Suçlananların çoğunluğunun yoksul, dışlanmış kadınlar olduğu da iddia edildi, ancak buna da itiraz edildi ve çürütüldü. Tüm sosyal sınıflardan insanlar, kadınlar, erkekler ve hatta iki köpek, herhangi bir nedenle suçlandı ve mahkûm edildi. Salem Köyünde istifa eden ikinci rahip George Burroughs, doğaüstü bir güç sahibi olduğu düşünüldüğü için suçlandı ve mahkûm edildi. Bir başka kadın, Salem Köyünün tozlu sokaklarında giysilerini kirletmeden yürüyebildiği için mahkûm edildi ve belirtildiği gibi Martha Corey, cadılığın varlığını reddettiği için cadı ilan edilip, idam edildi.
Yıllar geçtikçe, Salem cadısı histerisini ve mahkemelerini açıklamak için birçok teori öne sürüldü. 1970’lerde popülerleşen bir teori, 1692’de sömürgecilerin çavdar mahsullerindeki ergot mantarı tarafından zehirlendiğini ve bu durumun onların halüsinasyon görmelerine neden olduğunu öne sürmektedir, ancak bu teori, 1693 boyunca devam eden histeri ve sonrasında hala cadılara ve yargılamaların adil olduğuna inanan pek çok insanın bulunmasını açıklamaz.
1692’den önce de cadı mahkemeleri yapılmıştı ve daha sonra koloniler boyunca devam etti.
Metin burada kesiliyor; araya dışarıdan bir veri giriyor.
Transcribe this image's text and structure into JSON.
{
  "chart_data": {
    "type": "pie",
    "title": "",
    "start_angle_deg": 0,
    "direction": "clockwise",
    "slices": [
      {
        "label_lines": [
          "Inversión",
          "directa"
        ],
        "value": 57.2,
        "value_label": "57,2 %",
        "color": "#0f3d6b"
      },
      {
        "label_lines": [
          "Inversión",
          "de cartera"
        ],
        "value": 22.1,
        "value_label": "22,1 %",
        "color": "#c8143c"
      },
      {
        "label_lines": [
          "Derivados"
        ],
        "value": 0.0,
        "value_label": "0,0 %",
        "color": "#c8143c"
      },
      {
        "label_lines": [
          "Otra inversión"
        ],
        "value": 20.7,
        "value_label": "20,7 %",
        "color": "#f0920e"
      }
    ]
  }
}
Salem Köyü ile Salem Kasabası arasındaki sınıf sürtüşmeleri de olası bir neden olarak gösterildi, ancak bunlar zamanın gerilimlerine katkıda bulunsa da aslında histeriye neden olmadı. Suçlanan ilk kişilerden yalnızca Osborne’un Salem Kasabası ile bağlantısı vardı, diğer ikisi ise kesin olarak Salem Köyündendi.
Salem’deki 1692-1693 yılları arasındaki cadı histerisinin en olası nedeni, toplumsal gerilimlerle birleşen dini inançtı. Kızların paniği başlatan suçlamaları neden yaptığını kimse asla bilemeyecek, ancak suçlamalar yapıldığında, bunlar sömürgeciler tarafından zaten inanılan şeyleri doğrulamış oldu.
Amerikalı oyun yazarı Arthur Miller’ın Cadı Kazanı adlı eseri, Salem Cadı Mahkemeleri’ni 1950’lerde Amerika Birleşik Devletleri’nde komünizmi kökünden kazımayı amaçlayan McCarthy duruşmalarının bir alegorisi olarak yansıttı. Bu oyunda Miller, gelişmek için onay yanlılığına bağlı ideolojilerin tehlikelerine dikkat çekiyordu.
Her iki durumda da suçlayıcılar kendilerini savunmaları gereken tehditkâr ajanlara inanan bir anlayışla hareket ediyorlardı. Massachusetts halkı zaten cadılara inanıyordu çünkü Sömürge Amerika’daki din onu teşvik ediyordu – ergota ya da başka bir şeye ihtiyaçları yoktu- gerekli olan tek şey, zaten doğru olduklarını bildiklerini doğrulamak ve ona göre hareket etmek için korktuklarının fiziksel bir göstergesiydi.